"İçtihat Metni"
MAHKEMESİ : Ankara Bölge Adliye Mahkemesi 15. Hukuk Dairesi
SAYISI : 2021/239 E., 2023/41 K.
İLK DERECE MAHKEMESİ : Ankara 4. Sulh Hukuk Mahkemesi
SAYISI : 2014/719 E., 2019/1342 K.
Taraflar arasındaki alacak davasından dolayı yapılan yargılama sonunda İlk Derece Mahkemesince davanın kısmen kabulüne karar verilmiştir.
Kararın taraf vekillerince istinaf edilmesi üzerine, Bölge Adliye Mahkemesince; başvurunun davacı yönünden esastan reddine, davalı yönünden kabulü ile İlk Derece Mahkemesi hükmünün kaldırılmasına yeniden davanın kısmen kabulüne karar verilmiştir.
Bölge Adliye Mahkemesi kararı taraf vekillerince temyiz edilmiş, incelemenin duruşmalı yapılması davalı vekili tarafından istenilmekle; kesinlik, süre, temyiz şartı ve diğer usul eksiklikleri yönünden yapılan ön inceleme sonucunda, 21.05.2024 tarihinde duruşma yapılmasına ve duruşma gününün taraflara davetiye ile bildirilmesine karar verilmiştir.

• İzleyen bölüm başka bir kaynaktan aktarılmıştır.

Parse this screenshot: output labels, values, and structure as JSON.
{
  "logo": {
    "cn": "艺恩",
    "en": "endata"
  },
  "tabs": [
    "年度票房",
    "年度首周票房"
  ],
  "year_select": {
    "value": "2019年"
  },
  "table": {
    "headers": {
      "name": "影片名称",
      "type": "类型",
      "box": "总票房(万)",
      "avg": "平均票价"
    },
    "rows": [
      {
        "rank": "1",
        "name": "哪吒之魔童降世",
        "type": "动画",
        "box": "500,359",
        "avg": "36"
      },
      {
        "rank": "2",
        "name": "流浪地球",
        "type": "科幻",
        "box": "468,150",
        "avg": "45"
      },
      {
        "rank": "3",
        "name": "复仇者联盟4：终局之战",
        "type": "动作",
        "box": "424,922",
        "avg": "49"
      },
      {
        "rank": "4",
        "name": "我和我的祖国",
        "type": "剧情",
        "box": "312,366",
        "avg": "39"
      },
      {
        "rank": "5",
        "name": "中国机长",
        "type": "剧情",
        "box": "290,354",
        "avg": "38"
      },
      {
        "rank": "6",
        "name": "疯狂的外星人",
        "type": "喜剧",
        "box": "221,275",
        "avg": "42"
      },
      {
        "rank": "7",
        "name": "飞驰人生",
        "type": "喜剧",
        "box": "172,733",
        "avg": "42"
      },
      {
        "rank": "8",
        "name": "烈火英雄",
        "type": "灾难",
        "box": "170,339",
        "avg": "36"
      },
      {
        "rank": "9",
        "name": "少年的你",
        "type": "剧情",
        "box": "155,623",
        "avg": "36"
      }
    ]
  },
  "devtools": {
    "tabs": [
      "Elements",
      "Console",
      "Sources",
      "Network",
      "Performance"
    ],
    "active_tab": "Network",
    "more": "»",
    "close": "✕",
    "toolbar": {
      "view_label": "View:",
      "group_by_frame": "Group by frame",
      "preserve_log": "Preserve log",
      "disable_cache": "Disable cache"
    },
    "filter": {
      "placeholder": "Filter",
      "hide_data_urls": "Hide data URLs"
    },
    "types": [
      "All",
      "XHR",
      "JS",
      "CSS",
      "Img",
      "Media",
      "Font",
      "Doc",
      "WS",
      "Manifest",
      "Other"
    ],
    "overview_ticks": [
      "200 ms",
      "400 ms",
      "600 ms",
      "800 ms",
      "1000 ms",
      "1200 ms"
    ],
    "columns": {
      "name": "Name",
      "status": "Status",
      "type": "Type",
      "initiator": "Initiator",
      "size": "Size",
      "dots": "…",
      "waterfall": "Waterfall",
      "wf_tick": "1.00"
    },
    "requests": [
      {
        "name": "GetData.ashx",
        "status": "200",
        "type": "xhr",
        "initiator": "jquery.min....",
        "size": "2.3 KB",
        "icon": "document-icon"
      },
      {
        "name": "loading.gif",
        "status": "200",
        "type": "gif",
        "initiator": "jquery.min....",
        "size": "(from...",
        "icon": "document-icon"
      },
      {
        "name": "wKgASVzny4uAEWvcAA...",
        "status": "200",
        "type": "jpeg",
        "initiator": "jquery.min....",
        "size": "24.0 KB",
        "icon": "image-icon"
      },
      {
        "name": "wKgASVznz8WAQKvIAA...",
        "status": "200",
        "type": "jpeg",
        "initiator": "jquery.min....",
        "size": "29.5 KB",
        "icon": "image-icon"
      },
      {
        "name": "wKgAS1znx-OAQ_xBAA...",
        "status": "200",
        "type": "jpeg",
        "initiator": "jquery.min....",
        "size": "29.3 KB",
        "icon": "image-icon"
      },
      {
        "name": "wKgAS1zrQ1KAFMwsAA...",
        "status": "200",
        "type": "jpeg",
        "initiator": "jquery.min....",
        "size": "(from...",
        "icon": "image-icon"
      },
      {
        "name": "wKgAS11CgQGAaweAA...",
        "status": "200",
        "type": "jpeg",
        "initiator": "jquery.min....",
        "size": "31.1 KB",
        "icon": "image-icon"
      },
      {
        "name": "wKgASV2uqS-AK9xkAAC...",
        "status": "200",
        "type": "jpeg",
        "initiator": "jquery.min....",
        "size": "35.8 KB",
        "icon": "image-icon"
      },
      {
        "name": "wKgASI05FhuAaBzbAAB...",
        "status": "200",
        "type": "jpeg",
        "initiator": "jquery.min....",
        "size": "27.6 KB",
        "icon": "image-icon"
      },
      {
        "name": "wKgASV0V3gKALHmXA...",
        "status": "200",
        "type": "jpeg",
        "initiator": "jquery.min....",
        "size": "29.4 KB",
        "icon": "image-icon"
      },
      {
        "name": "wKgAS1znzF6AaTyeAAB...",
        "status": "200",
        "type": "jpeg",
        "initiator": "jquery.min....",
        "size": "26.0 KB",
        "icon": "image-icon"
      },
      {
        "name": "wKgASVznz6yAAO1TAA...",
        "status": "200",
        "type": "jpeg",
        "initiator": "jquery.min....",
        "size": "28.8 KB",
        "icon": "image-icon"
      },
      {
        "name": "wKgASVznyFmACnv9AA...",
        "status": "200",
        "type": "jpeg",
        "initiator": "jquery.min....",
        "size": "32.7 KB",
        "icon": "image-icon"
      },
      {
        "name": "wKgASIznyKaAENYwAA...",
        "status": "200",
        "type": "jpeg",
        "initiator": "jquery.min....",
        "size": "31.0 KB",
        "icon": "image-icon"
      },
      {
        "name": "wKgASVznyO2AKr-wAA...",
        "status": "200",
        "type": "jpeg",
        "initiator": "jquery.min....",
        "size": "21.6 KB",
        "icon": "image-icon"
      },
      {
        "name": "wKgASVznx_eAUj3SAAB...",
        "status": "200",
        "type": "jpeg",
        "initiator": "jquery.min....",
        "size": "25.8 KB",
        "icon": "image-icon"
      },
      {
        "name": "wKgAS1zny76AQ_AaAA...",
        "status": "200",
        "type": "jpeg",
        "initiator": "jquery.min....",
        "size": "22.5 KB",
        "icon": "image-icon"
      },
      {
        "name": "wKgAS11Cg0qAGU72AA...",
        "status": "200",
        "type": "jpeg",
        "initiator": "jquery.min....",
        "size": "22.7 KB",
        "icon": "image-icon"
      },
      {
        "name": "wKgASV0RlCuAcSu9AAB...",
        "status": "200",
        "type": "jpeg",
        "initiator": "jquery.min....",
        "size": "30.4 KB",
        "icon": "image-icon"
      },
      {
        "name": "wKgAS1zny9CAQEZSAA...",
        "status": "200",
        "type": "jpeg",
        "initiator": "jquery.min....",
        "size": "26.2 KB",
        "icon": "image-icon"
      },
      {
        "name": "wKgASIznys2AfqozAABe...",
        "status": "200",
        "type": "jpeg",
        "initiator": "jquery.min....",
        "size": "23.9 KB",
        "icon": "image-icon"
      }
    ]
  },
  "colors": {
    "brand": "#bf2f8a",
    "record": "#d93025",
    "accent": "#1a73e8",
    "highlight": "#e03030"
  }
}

Belli edilen günde gelen davacı vekili Avukat ... ile davalı vekili Avukat ...'ın sözlü açıklamaları dinlenildikten sonra işin daha derinlemesine incelenmesi ve bu konuda bir araştırma yapılması gerektiği heyetçi zorunlu görüldüğünden, Yargıtay Kanunu'nun 24/1 ve Yargıtay İç Yönetmeliği'nin 21/3 maddeleri uyarınca görüşmenin bırakıldığı 30.10.2024 tarihinde dosyadaki bütün kağıtlar okunarak, Tetkik Hakiminin açıklamaları dinlenip, gereği düşünüldü:
I. DAVA
Davacı vekili; davacının, 01.10.2013 tarihli ve 1 yıl süreli kira sözleşmesi ile Atatürk Kültür Merkezi 1 nolu alanda bulunan akaryakıt istasyonunu davalı şirkete kiraya verdiğini, kira sözleşmesinin süresi sona erdiği halde yapılan tebligatlara rağmen kiralananın tahliye edilmediğini, davalı şirketin fuzuli şagil olarak davaya konu taşınmazı kullandığı dönemler için ecrimisil tahakkuk ettirildiğini, davalının 25.03.2013 tarihinde idari yoldan tahliye edildiğini, taşınmaz mal kira şartnamesinin (12.) maddesinde yer alan hüküm uyarınca davalının cezai şartı ödemesi gerektiğini, davalının İdarenin döner sermaye işletmesi hesabına yapmış olduğu ödemeler dikkate alındığında cezai şartın ne kadar olduğunun tam olarak belirlenemediğini, bu nedenle davayı ileride alınacak bilirkişi raporlarında belirlenecek miktara göre ikame ettiklerini ileri sürerek; fazlaya ilişkin hakları saklı kalmak kaydıyla, bilirkişi incelemesi sonucu belirlenecek cezai şartın faizi ile birlikte davalıdan tahsiline karar verilmesini talep etmiştir.
II. CEVAP
Davalı vekili; dava değerinin belirlenebilir nitelikte olup kısmi dava açılamayacağını, müvekkilinin fuzuli şagil olmadığını, sözleşme sona erdirilmediğinden her yıl aynı koşullarla yenilendiğini, davacının müvekkilinin kira bedeli olarak yatırdığı bedelleri ihtirazi kayıt olmaksızın alındığını, cezai şarta ilişkin sözleşmenin (12.) maddesinin uygulanamayacağını savunarak, davanın reddini istemiştir.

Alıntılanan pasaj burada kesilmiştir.